Perşembe, Eylül 11, 2008

AMAÇ KALBİ UYANDIRMAK

Görüldüğü gibi her iki zikir çeşidinde hedef kalbi uyandırmak, nefsi ıslah etmek, huzuru ele geçirmek ve gerçek tevhid anlayışına ererek Allahu Tealâ’yı yüceltmektir.
Müminlerden istenen, devamlı zikir içinde olmalarıdır. Bu hal, zikre devam edilerek zaman içinde elde edilebilir. Arifler, “zikir kalpte iyice yerleşirse nefes alıp vermek gibi tabii hale gelir. O zaman insan istese de zikirden uzak kalamaz” demişlerdir. Bu hale ulaşan insan yerken, içerken, gezerken, çalışırken, konuşurken, yatarken, kalkarken kalbiyle devamlı Allahu Tealâ’yı zikreder. Bu, başı ağrıyan bir kimsenin durumu gibidir. Başı ağrıyan insan hangi işle meşgul olsa başının ağrısını hisseder, aynı zamanda işine de devam eder. Zikrin kalbe yerleşmesi de böyledir. Allahu Tealâ bu hale ulaşan kalplerin ticaret ve alışveriş yaparken dahi zikirden kopmayacağını belirtmiştir. (Nur/37)
Zikrin bu derece bütün vücuda yayılmasına arifler zatî zikir, sultanî zikir ve devamlı zikir ismini vermektedirler. Zatî zikir, insanın bütün zatını, duygularını ve maddi varlığını saran, nefes alıp vermek gibi vücudun tabii hareketi haline gelen zikirdir.
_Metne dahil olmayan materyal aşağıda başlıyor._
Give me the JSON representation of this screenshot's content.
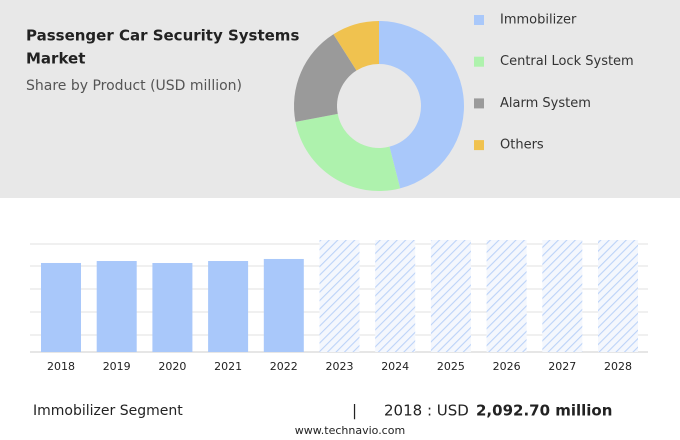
{
  "chart_data": [
    {
      "type": "pie",
      "title": "Passenger Car Security Systems",
      "title_line2": "Market",
      "subtitle": "Share by Product (USD million)",
      "categories": [
        "Immobilizer",
        "Central Lock System",
        "Alarm System",
        "Others"
      ],
      "values": [
        46,
        26,
        19,
        9
      ],
      "colors": [
        "#a9c8fa",
        "#aef2ad",
        "#9a9a9a",
        "#f0c24f"
      ],
      "donut": true,
      "legend": "right"
    },
    {
      "type": "bar",
      "categories": [
        "2018",
        "2019",
        "2020",
        "2021",
        "2022",
        "2023",
        "2024",
        "2025",
        "2026",
        "2027",
        "2028"
      ],
      "values": [
        2092.7,
        2139,
        2092,
        2139,
        2187,
        2633,
        2633,
        2633,
        2633,
        2633,
        2633
      ],
      "patterns": [
        "solid",
        "solid",
        "solid",
        "solid",
        "solid",
        "hatched",
        "hatched",
        "hatched",
        "hatched",
        "hatched",
        "hatched"
      ],
      "color": "#a9c8fa",
      "grid": true
    }
  ],
  "footer": {
    "segment": "Immobilizer Segment",
    "separator": "|",
    "prefix": "2018 : USD",
    "amount": "2,092.70 million",
    "source": "www.technavio.com"
  }
}
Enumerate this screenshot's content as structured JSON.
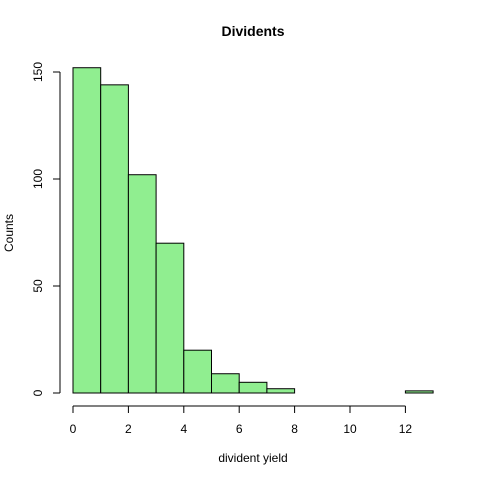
{
  "chart_data": {
    "type": "bar",
    "title": "Dividents",
    "xlabel": "divident yield",
    "ylabel": "Counts",
    "bins": [
      {
        "x0": 0,
        "x1": 1,
        "count": 152
      },
      {
        "x0": 1,
        "x1": 2,
        "count": 144
      },
      {
        "x0": 2,
        "x1": 3,
        "count": 102
      },
      {
        "x0": 3,
        "x1": 4,
        "count": 70
      },
      {
        "x0": 4,
        "x1": 5,
        "count": 20
      },
      {
        "x0": 5,
        "x1": 6,
        "count": 9
      },
      {
        "x0": 6,
        "x1": 7,
        "count": 5
      },
      {
        "x0": 7,
        "x1": 8,
        "count": 2
      },
      {
        "x0": 8,
        "x1": 9,
        "count": 0
      },
      {
        "x0": 9,
        "x1": 10,
        "count": 0
      },
      {
        "x0": 10,
        "x1": 11,
        "count": 0
      },
      {
        "x0": 11,
        "x1": 12,
        "count": 0
      },
      {
        "x0": 12,
        "x1": 13,
        "count": 1
      }
    ],
    "xticks": [
      0,
      2,
      4,
      6,
      8,
      10,
      12
    ],
    "yticks": [
      0,
      50,
      100,
      150
    ],
    "xlim": [
      0,
      13
    ],
    "ylim": [
      0,
      152
    ],
    "bar_color": "#90ee90",
    "grid": false,
    "legend": "none"
  }
}
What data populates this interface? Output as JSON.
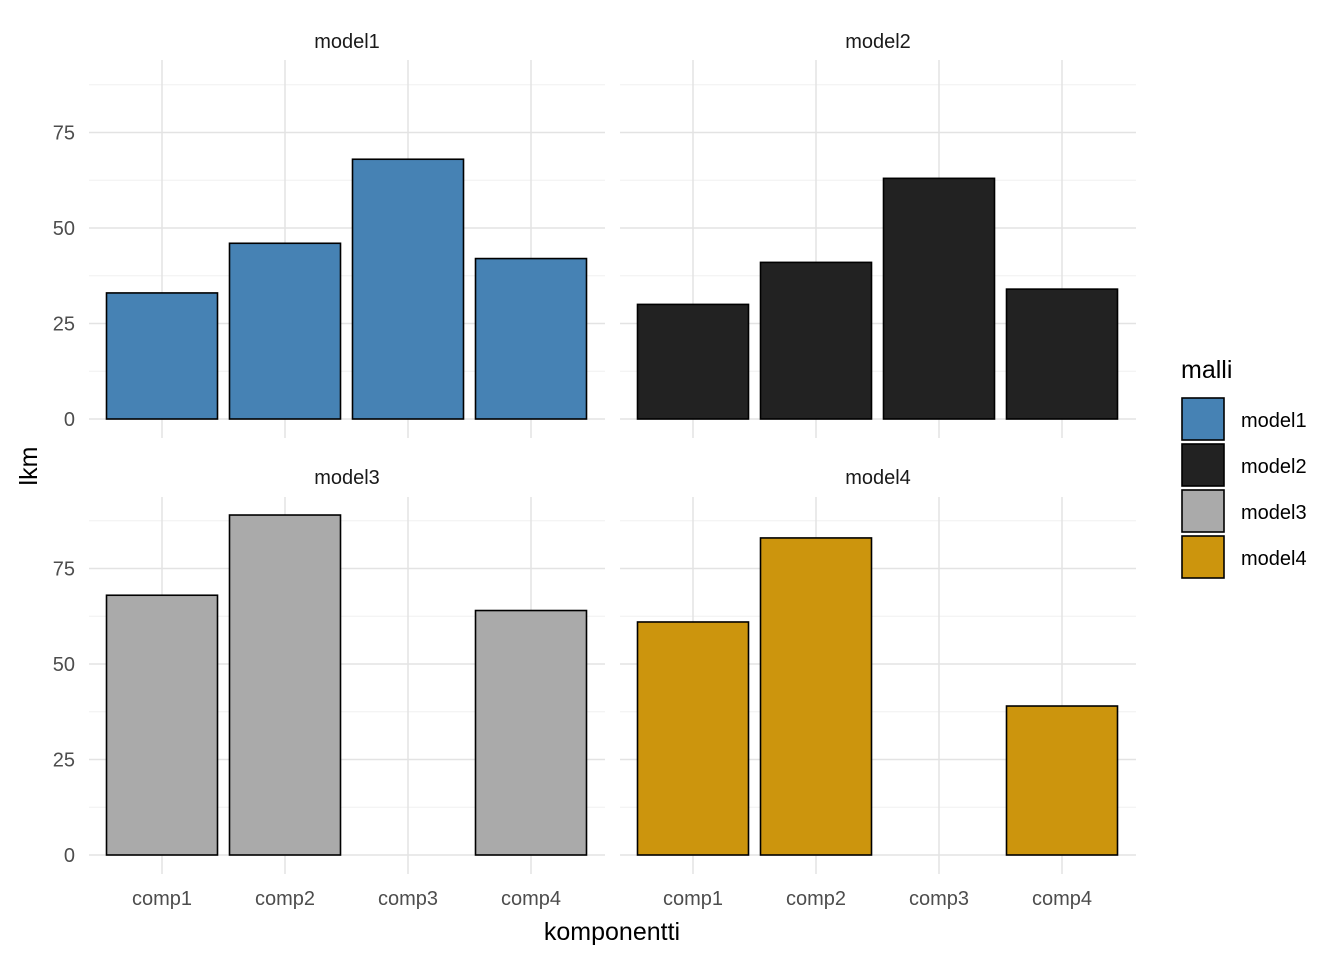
{
  "chart_data": {
    "type": "bar",
    "faceted": true,
    "xlabel": "komponentti",
    "ylabel": "lkm",
    "categories": [
      "comp1",
      "comp2",
      "comp3",
      "comp4"
    ],
    "yticks": [
      0,
      25,
      50,
      75
    ],
    "ylim": [
      0,
      93
    ],
    "grid": true,
    "legend": {
      "title": "malli",
      "placement": "right",
      "entries": [
        {
          "name": "model1",
          "color": "#4682B4"
        },
        {
          "name": "model2",
          "color": "#222222"
        },
        {
          "name": "model3",
          "color": "#AAAAAA"
        },
        {
          "name": "model4",
          "color": "#CC950D"
        }
      ]
    },
    "series": [
      {
        "name": "model1",
        "color": "#4682B4",
        "values": [
          33,
          46,
          68,
          42
        ]
      },
      {
        "name": "model2",
        "color": "#222222",
        "values": [
          30,
          41,
          63,
          34
        ]
      },
      {
        "name": "model3",
        "color": "#AAAAAA",
        "values": [
          68,
          89,
          null,
          64
        ]
      },
      {
        "name": "model4",
        "color": "#CC950D",
        "values": [
          61,
          83,
          null,
          39
        ]
      }
    ]
  }
}
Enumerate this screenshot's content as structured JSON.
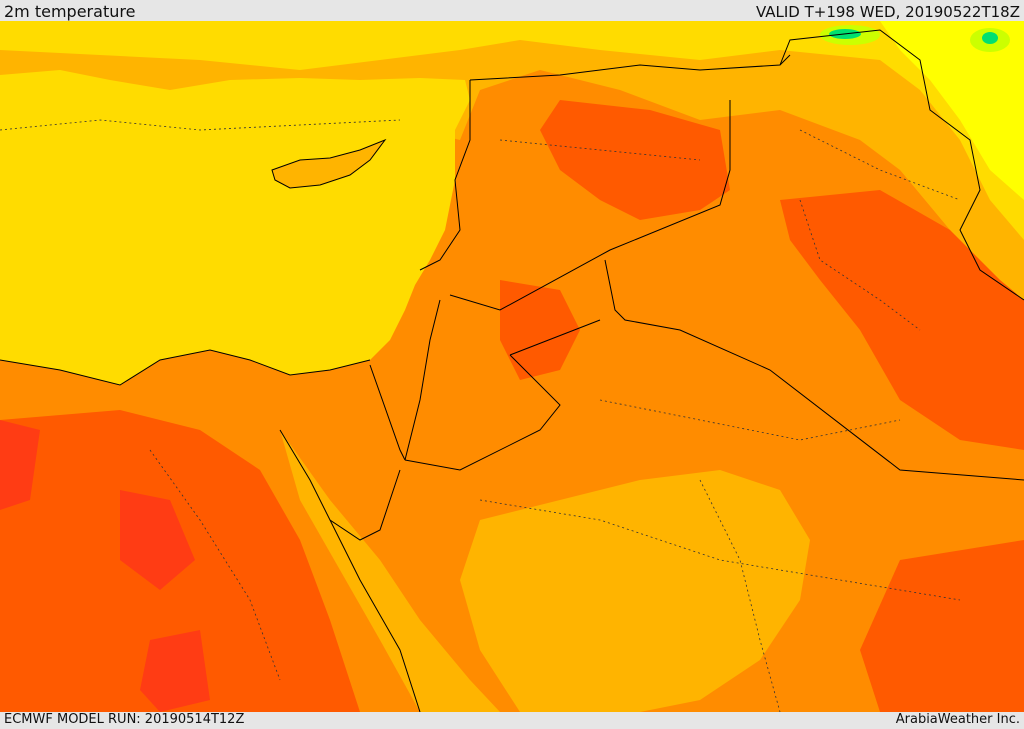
{
  "header": {
    "title": "2m temperature",
    "valid": "VALID T+198 WED, 20190522T18Z"
  },
  "footer": {
    "model_run": "ECMWF MODEL RUN: 20190514T12Z",
    "credit": "ArabiaWeather Inc."
  },
  "colors": {
    "sea": "#ffdc00",
    "warm": "#ffb400",
    "hot": "#ff8c00",
    "very_hot": "#ff5a00",
    "extreme": "#ff3c14",
    "mild": "#ffff00",
    "cool": "#ccff00",
    "cold": "#00e070",
    "border": "#000000"
  }
}
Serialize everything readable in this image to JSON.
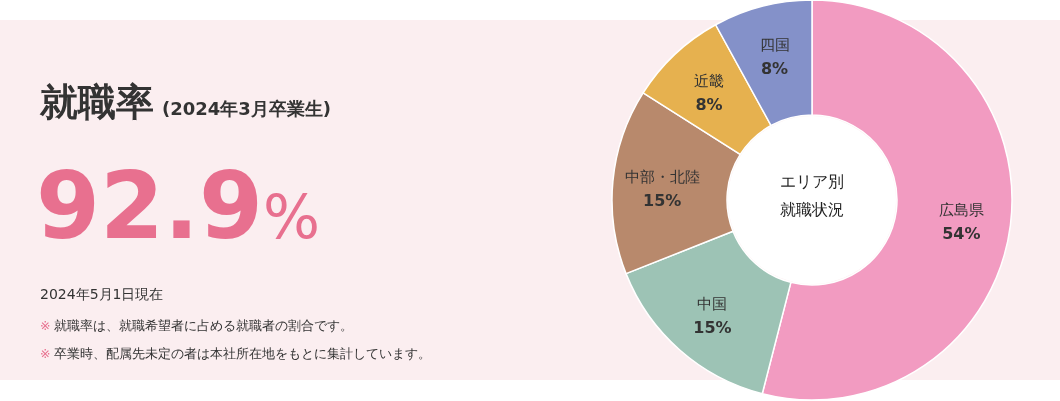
{
  "chart_data": [
    {
      "type": "other",
      "title": "就職率",
      "subtitle": "(2024年3月卒業生)",
      "annotations": [
        "92.9%",
        "2024年5月1日現在",
        "※ 就職率は、就職希望者に占める就職者の割合です。",
        "※ 卒業時、配属先未定の者は本社所在地をもとに集計しています。"
      ]
    },
    {
      "type": "donut",
      "title": "エリア別就職状況",
      "categories": [
        "広島県",
        "中国",
        "中部・北陸",
        "近畿",
        "四国"
      ],
      "values": [
        54,
        15,
        15,
        8,
        8
      ],
      "colors": [
        "#f29bc1",
        "#9dc3b5",
        "#b8896c",
        "#e6b14f",
        "#8491c9"
      ],
      "value_labels": [
        "54%",
        "15%",
        "15%",
        "8%",
        "8%"
      ]
    }
  ]
}
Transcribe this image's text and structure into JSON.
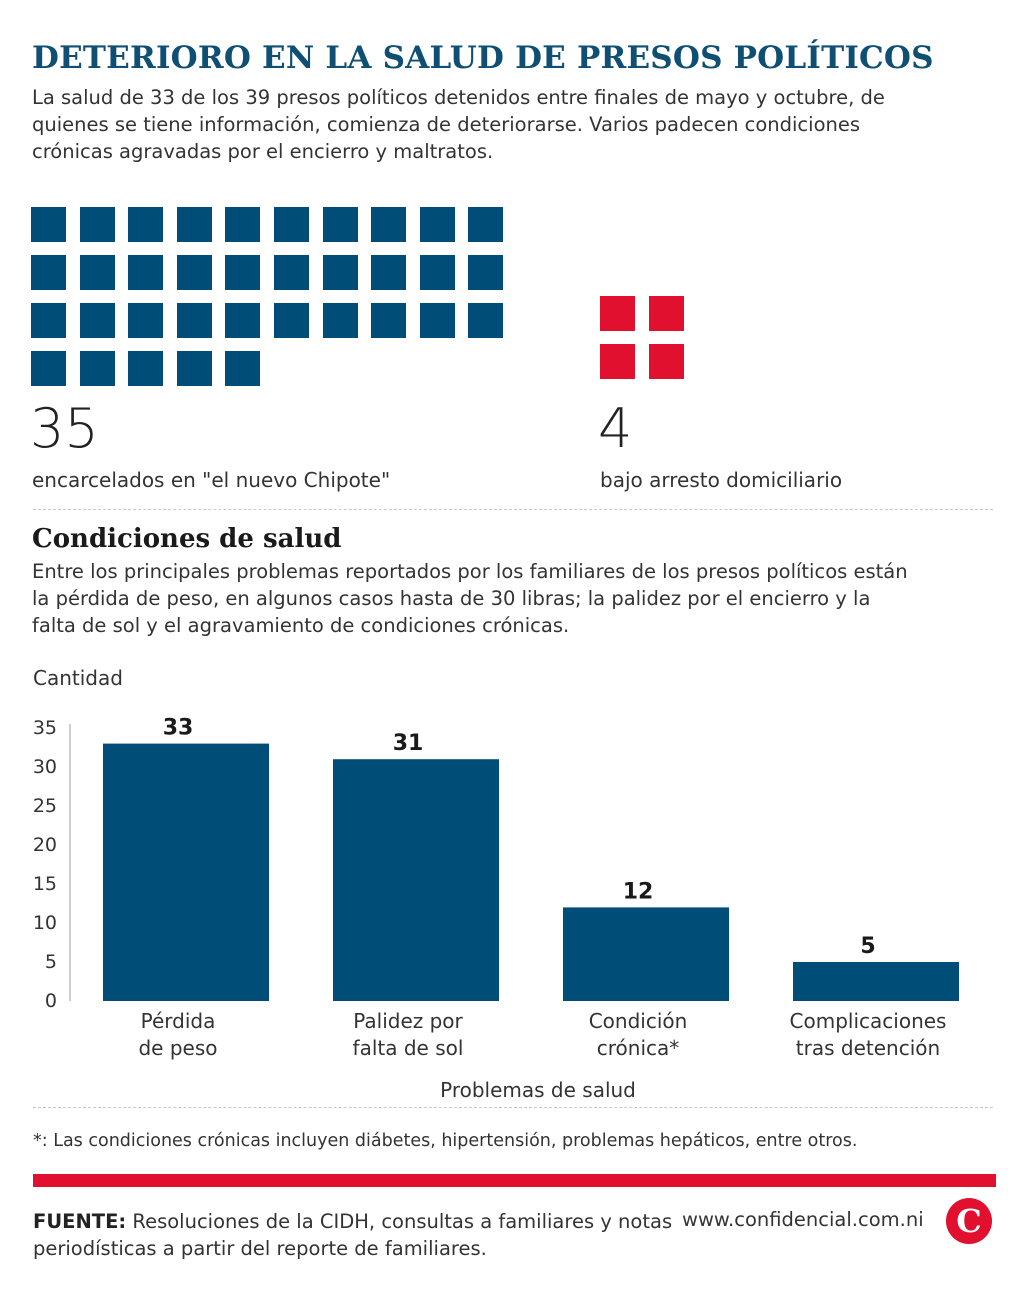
{
  "title": "DETERIORO EN LA SALUD DE PRESOS POLÍTICOS",
  "intro": "La salud de 33 de los 39 presos políticos detenidos entre finales de mayo y octubre, de quienes se tiene información, comienza de deteriorarse. Varios padecen condiciones crónicas agravadas por el encierro y maltratos.",
  "waffle": {
    "jailed": {
      "count": 35,
      "number": "35",
      "label": "encarcelados en \"el nuevo Chipote\"",
      "color": "#004e78"
    },
    "house_arrest": {
      "count": 4,
      "number": "4",
      "label": "bajo arresto domiciliario",
      "color": "#e0102e"
    }
  },
  "section": {
    "title": "Condiciones de salud",
    "description": "Entre los principales problemas reportados por los familiares de los presos políticos están la pérdida de peso, en algunos casos hasta de 30 libras; la palidez por el encierro y la falta de sol y el agravamiento de condiciones crónicas."
  },
  "chart_data": {
    "type": "bar",
    "ylabel": "Cantidad",
    "xlabel": "Problemas de salud",
    "categories": [
      [
        "Pérdida",
        "de peso"
      ],
      [
        "Palidez por",
        "falta de sol"
      ],
      [
        "Condición",
        "crónica*"
      ],
      [
        "Complicaciones",
        "tras detención"
      ]
    ],
    "values": [
      33,
      31,
      12,
      5
    ],
    "ylim": [
      0,
      35
    ],
    "yticks": [
      0,
      5,
      10,
      15,
      20,
      25,
      30,
      35
    ],
    "bar_color": "#004e78",
    "grid": false
  },
  "footnote": "*: Las condiciones crónicas incluyen diábetes, hipertensión, problemas hepáticos, entre otros.",
  "source": {
    "label": "FUENTE:",
    "text": " Resoluciones de la CIDH, consultas a familiares y notas periodísticas a partir del reporte de familiares."
  },
  "website": "www.confidencial.com.ni",
  "logo_letter": "C",
  "colors": {
    "brand_blue": "#0f4f73",
    "accent_red": "#e0102e"
  }
}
Bütün arifler zikrin kâmil bir mürşidin telkini ile ve onun nezareti altında yapılmasını faydalı görmüşlerdir. Bunun ilk faydası mürşidin dua ve feyiz desteğidir. Mürşidden alınan ders bütün silsiledeki velilerin emaneti olduğundan, ayrı bir feyzi ve tadı vardır. İkinci faydası, kalbin ve çekilen zikrin kontrol altında olmasıdır. Mürşid, kalbin tedavisi için tercih ettiği zikri artırma veya değiştirme zamanını takip eder. Bu arada zikir esnasında karşılaşılan halleri ve vücuttaki değişmeleri kontrol eder, gerekli müdahaleyi yapar.
Kendi başına zikir çekmenin elbette sevabı vardır, fakat ileri safhada şeytanın tuzakları da vardır. Çektiği zikirle nefsini beğenmek, zikirden zevk alıp onu asıl hedef gibi görmek, zikir anında oluşan şeytanî halleri melekten veya Allah’tan zannetmek, zikirle yetinip farz ibadetleri terk etmek gibi tehlikelere düşenler çok olmuştur,
Kâmil ve mükemmil bir mürşide talebe olanlar, manevi terbiye ve tedavide onun talimatlarına uymalıdırlar. Bu kimselerin kendi başına farklı zikir seçmeleri, verilen zikri değiştirmeleri, başka zikirlere heves etmeleri doğru değildir. Çünkü bu davranış kalbi dağıtmakta ve önündeki zikirden soğutmaktadır. Zikrini artırmak veya değiştirmek isteyenler bunu mürşidine danışarak yapmalıdır. Aksi durumda hastalığına kendi başına teşhis koyan, reçete yazan ve tedavi uygulayan hastanın acı akıbetine düşülür.